Jesus said: “Do you see this woman? I came into your house. You did not give Me any water for My feet, but she wet My feet with her tears and wiped them with her hair. You did not give Me a kiss, but this woman, from the time I entered, has not stopped kissing My feet. You did not put oil on My head, but she has poured perfume on My feet. Therefore, I tell you, her many sins have been forgiven as her great love has shown…” (Lk 7:44-47)
The woman came uninvited. She had no key to enter; no password to open any door; just tears and a stained face from melting mascara. No greeting given to the host and his friends; possibly because they were ‘past costumers’ who saw her nakedness but never her tears. For it is the law of prostitutes: ‘Never love and never weep’! She came uninvited by men but led by the Spirit. She fell at Jesus’ feet. She wept and wept. Hot tears became as water as she kissed the sandals He would walk in to the Calvary Hill the next day. The ointment was all she had that she did not sell. The bottle was beautiful. The seal intact, kept for a wedding that could never come. ‘This is my Bridegroom. I have discovered Him. He will be mine for a few hours and then gone to the tree, that I may be forgiven and free.
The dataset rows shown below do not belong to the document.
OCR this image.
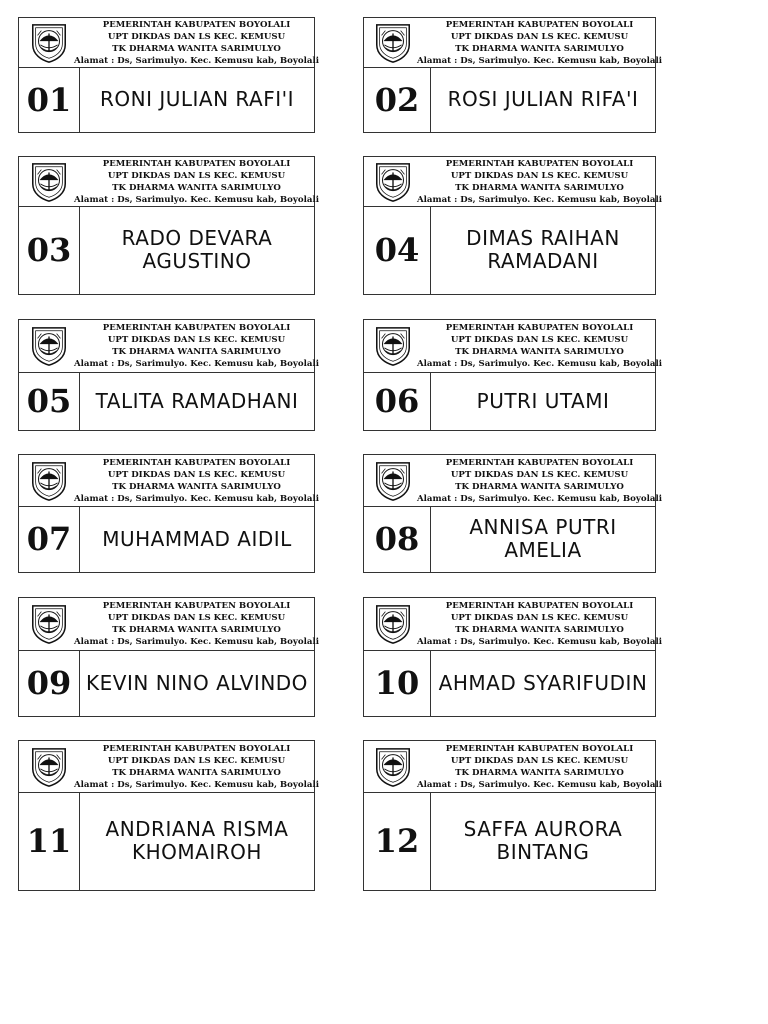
PEMERINTAH KABUPATEN BOYOLALI
UPT DIKDAS DAN LS KEC. KEMUSU
TK DHARMA WANITA SARIMULYO
Alamat : Ds, Sarimulyo. Kec. Kemusu kab, Boyolali
01	RONI JULIAN RAFI'I
PEMERINTAH KABUPATEN BOYOLALI
UPT DIKDAS DAN LS KEC. KEMUSU
TK DHARMA WANITA SARIMULYO
Alamat : Ds, Sarimulyo. Kec. Kemusu kab, Boyolali
02	ROSI JULIAN RIFA'I
PEMERINTAH KABUPATEN BOYOLALI
UPT DIKDAS DAN LS KEC. KEMUSU
TK DHARMA WANITA SARIMULYO
Alamat : Ds, Sarimulyo. Kec. Kemusu kab, Boyolali
03	RADO DEVARA AGUSTINO
PEMERINTAH KABUPATEN BOYOLALI
UPT DIKDAS DAN LS KEC. KEMUSU
TK DHARMA WANITA SARIMULYO
Alamat : Ds, Sarimulyo. Kec. Kemusu kab, Boyolali
04	DIMAS RAIHAN RAMADANI
PEMERINTAH KABUPATEN BOYOLALI
UPT DIKDAS DAN LS KEC. KEMUSU
TK DHARMA WANITA SARIMULYO
Alamat : Ds, Sarimulyo. Kec. Kemusu kab, Boyolali
05	TALITA RAMADHANI
PEMERINTAH KABUPATEN BOYOLALI
UPT DIKDAS DAN LS KEC. KEMUSU
TK DHARMA WANITA SARIMULYO
Alamat : Ds, Sarimulyo. Kec. Kemusu kab, Boyolali
06	PUTRI UTAMI
PEMERINTAH KABUPATEN BOYOLALI
UPT DIKDAS DAN LS KEC. KEMUSU
TK DHARMA WANITA SARIMULYO
Alamat : Ds, Sarimulyo. Kec. Kemusu kab, Boyolali
07	MUHAMMAD AIDIL
PEMERINTAH KABUPATEN BOYOLALI
UPT DIKDAS DAN LS KEC. KEMUSU
TK DHARMA WANITA SARIMULYO
Alamat : Ds, Sarimulyo. Kec. Kemusu kab, Boyolali
08	ANNISA PUTRI AMELIA
PEMERINTAH KABUPATEN BOYOLALI
UPT DIKDAS DAN LS KEC. KEMUSU
TK DHARMA WANITA SARIMULYO
Alamat : Ds, Sarimulyo. Kec. Kemusu kab, Boyolali
09 KEVIN NINO ALVINDO
PEMERINTAH KABUPATEN BOYOLALI
UPT DIKDAS DAN LS KEC. KEMUSU
TK DHARMA WANITA SARIMULYO
Alamat : Ds, Sarimulyo. Kec. Kemusu kab, Boyolali
10 AHMAD SYARIFUDIN
PEMERINTAH KABUPATEN BOYOLALI
UPT DIKDAS DAN LS KEC. KEMUSU
TK DHARMA WANITA SARIMULYO
Alamat : Ds, Sarimulyo. Kec. Kemusu kab, Boyolali
11	ANDRIANA RISMA KHOMAIROH
PEMERINTAH KABUPATEN BOYOLALI
UPT DIKDAS DAN LS KEC. KEMUSU
TK DHARMA WANITA SARIMULYO
Alamat : Ds, Sarimulyo. Kec. Kemusu kab, Boyolali
12	SAFFA AURORA BINTANG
I found true love at last… even if so late…’ (Inspired from Song of Songs 3: 1-4)
The host invited my Jesus in his big house but did not fully welcome Him. No bath to wash. No soap. No sheets on the bed. No breakfast in the morning. No kiss. No looking into His eyes. No open heart. No memories shared.
‘Do you see this woman?’ Yes! This woman is me! Like a bird with broken wings I sit at His feet and all I can do is to weep. I feel the empty bucket with my tears. I break the alabaster box to be His soap. I weep and I kiss… All my words are drowning in the pool… some are floating in the air, the fragrance of holy perfume. For some it is the smell of death; for others, the smell of life. Perfumed sermon and faith that makes whole. What more do I want? It is finished!
At the feet of my Master, I lose all sense of time and all my fears. I am loved much and forgiven much. None can take my peace. Jesus gave it to me and it is mine. My reputation? I forgot the meaning of it or the desire to please men. Down at His feet is where you will find me. I will lose myself; yet find myself again… worshiping at His feet. Come and meet me there… It is well with my soul!
In Christ I declare:
All my tears are now jewels in His Crown!